Verstappen speeds past Russell in turn 27 and the Mercedes clearly lacks the top speed to try and retake the position, even with DRS and a slipstream the gap barely closes. And while Pérez drives the fastest lap, Verstappen also takes P2 from Fernando Alonso. What follows is a trade-off of fastest laps, a second quicker than the rest of the field, but Verstappen gains only marginally on Pérez.

Magnussen in the meantime closes in on Tsunoda to try and get the final point, but the Dane outbrakes himself, so he has to redo all his hard work. Verstappen then starts to hear something which he thinks is the driveshaft (again), but his engineer assures him there is nothing to worry about. Pérez is the next one to complain, saying that his brake-pedal goes long. His engineer says this is just regular wear and he can keep going.

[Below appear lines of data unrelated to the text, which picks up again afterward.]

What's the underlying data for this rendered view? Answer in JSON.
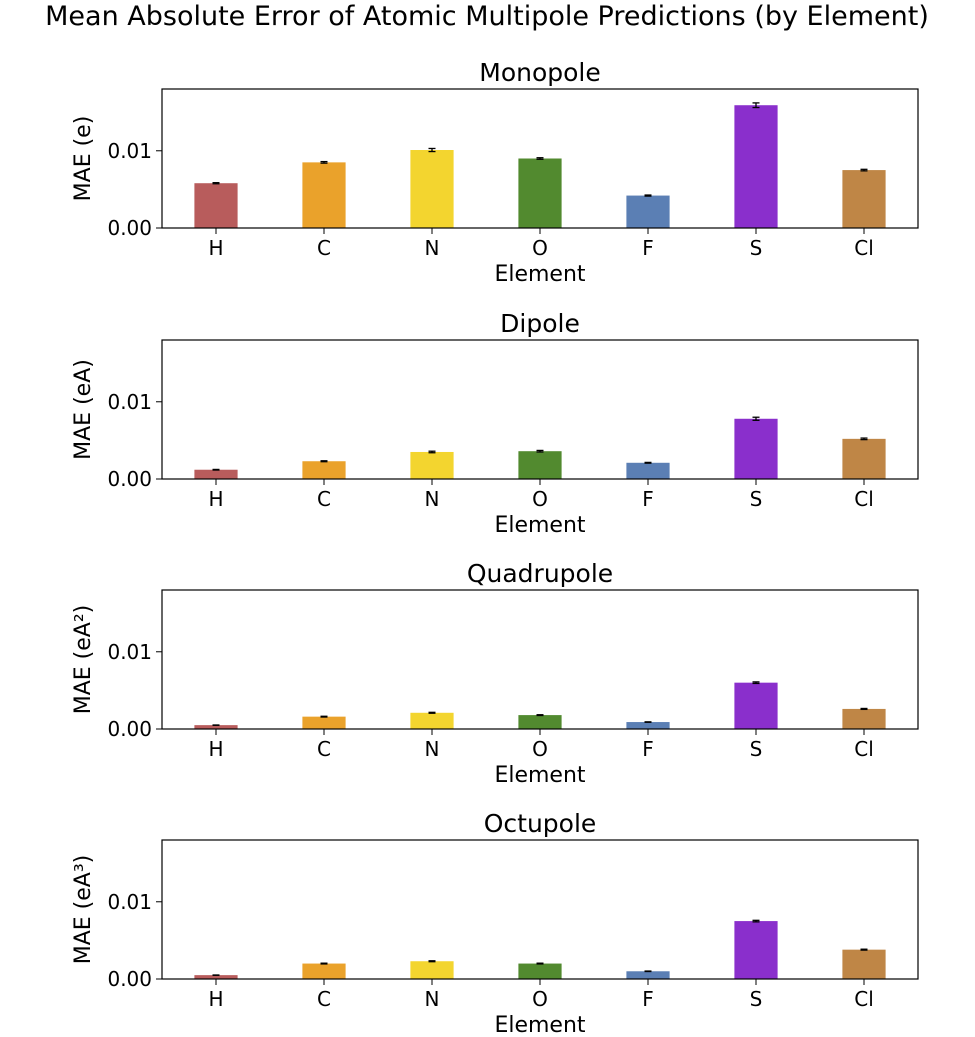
{
  "suptitle": "Mean Absolute Error of Atomic Multipole Predictions (by Element)",
  "colors": [
    "#b85c5c",
    "#eaa22b",
    "#f3d52f",
    "#528a2f",
    "#5b7fb4",
    "#8a2fcc",
    "#bf8646"
  ],
  "chart_data": [
    {
      "type": "bar",
      "title": "Monopole",
      "xlabel": "Element",
      "ylabel": "MAE (e)",
      "ylim": [
        0,
        0.018
      ],
      "yticks": [
        0.0,
        0.01
      ],
      "ytick_labels": [
        "0.00",
        "0.01"
      ],
      "categories": [
        "H",
        "C",
        "N",
        "O",
        "F",
        "S",
        "Cl"
      ],
      "values": [
        0.0058,
        0.0085,
        0.0101,
        0.009,
        0.0042,
        0.0159,
        0.0075
      ],
      "errors": [
        7e-05,
        0.0001,
        0.0002,
        0.0001,
        7e-05,
        0.0003,
        0.0001
      ],
      "grid": false
    },
    {
      "type": "bar",
      "title": "Dipole",
      "xlabel": "Element",
      "ylabel": "MAE (eA)",
      "ylim": [
        0,
        0.018
      ],
      "yticks": [
        0.0,
        0.01
      ],
      "ytick_labels": [
        "0.00",
        "0.01"
      ],
      "categories": [
        "H",
        "C",
        "N",
        "O",
        "F",
        "S",
        "Cl"
      ],
      "values": [
        0.0012,
        0.0023,
        0.0035,
        0.0036,
        0.0021,
        0.0078,
        0.0052
      ],
      "errors": [
        4e-05,
        6e-05,
        0.0001,
        0.0001,
        5e-05,
        0.0002,
        0.0001
      ],
      "grid": false
    },
    {
      "type": "bar",
      "title": "Quadrupole",
      "xlabel": "Element",
      "ylabel": "MAE (eA²)",
      "ylim": [
        0,
        0.018
      ],
      "yticks": [
        0.0,
        0.01
      ],
      "ytick_labels": [
        "0.00",
        "0.01"
      ],
      "categories": [
        "H",
        "C",
        "N",
        "O",
        "F",
        "S",
        "Cl"
      ],
      "values": [
        0.0005,
        0.0016,
        0.0021,
        0.0018,
        0.0009,
        0.006,
        0.0026
      ],
      "errors": [
        2e-05,
        5e-05,
        6e-05,
        5e-05,
        3e-05,
        0.0001,
        6e-05
      ],
      "grid": false
    },
    {
      "type": "bar",
      "title": "Octupole",
      "xlabel": "Element",
      "ylabel": "MAE (eA³)",
      "ylim": [
        0,
        0.018
      ],
      "yticks": [
        0.0,
        0.01
      ],
      "ytick_labels": [
        "0.00",
        "0.01"
      ],
      "categories": [
        "H",
        "C",
        "N",
        "O",
        "F",
        "S",
        "Cl"
      ],
      "values": [
        0.0005,
        0.002,
        0.0023,
        0.002,
        0.001,
        0.0075,
        0.0038
      ],
      "errors": [
        2e-05,
        5e-05,
        6e-05,
        5e-05,
        3e-05,
        0.0001,
        6e-05
      ],
      "grid": false
    }
  ]
}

Nyck De Vries passes Sargeant in the backfield, with a move the American didn’t see coming, promoting the Dutchman to 14th place. Just behind them it is Piastri on the same tyres he had fitted in lap 2, and he’s having a scrap with team mate Norris, and eventually beats him and Sargeant as well, earning a hard earned 15th place. In lap 46 Magnussen finally finds a way past Tsunoda, with both drivers locking-up massively, but the first points for Haas are a fact.

At the front of the race Verstappen seems to have thrown the towel, with the gap to Pérez increasing quite significantly, but the battle for the final podium spot is still on. Mercedes thinks Alonso will get another penalty, thus telling Russell to hurry up and get within 5 seconds. He failed to do that, but after all festivities Alonso got a 10 second penalty for incorrectly serving the first one. This initially gave Russell third place instead of what would have been Alonso’s 100th podium, but after an appeal by Aston Martin and video evidence that there have been at least 7 instances of teams serving the penalty in a similar way, Alonso’s third place was reinstated.

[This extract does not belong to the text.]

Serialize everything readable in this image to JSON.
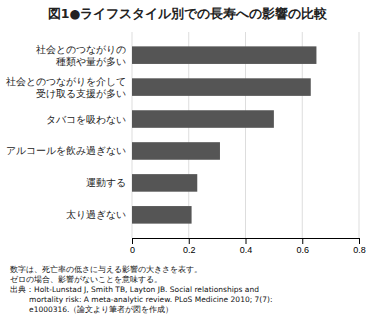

Up front Verstappen pips Pérez for the fastest lap, keeping him on top of the standings, but it is the Mexican who wins, followed by Verstappen and Alonso. Russell manages P4, just in front of team mate Hamilton and both Ferrari’s. Ocon beats team mate Gasly for P8, with Magnussen picking up the final point. Verstappen still leads the championship, just in front of Pérez and Alonso.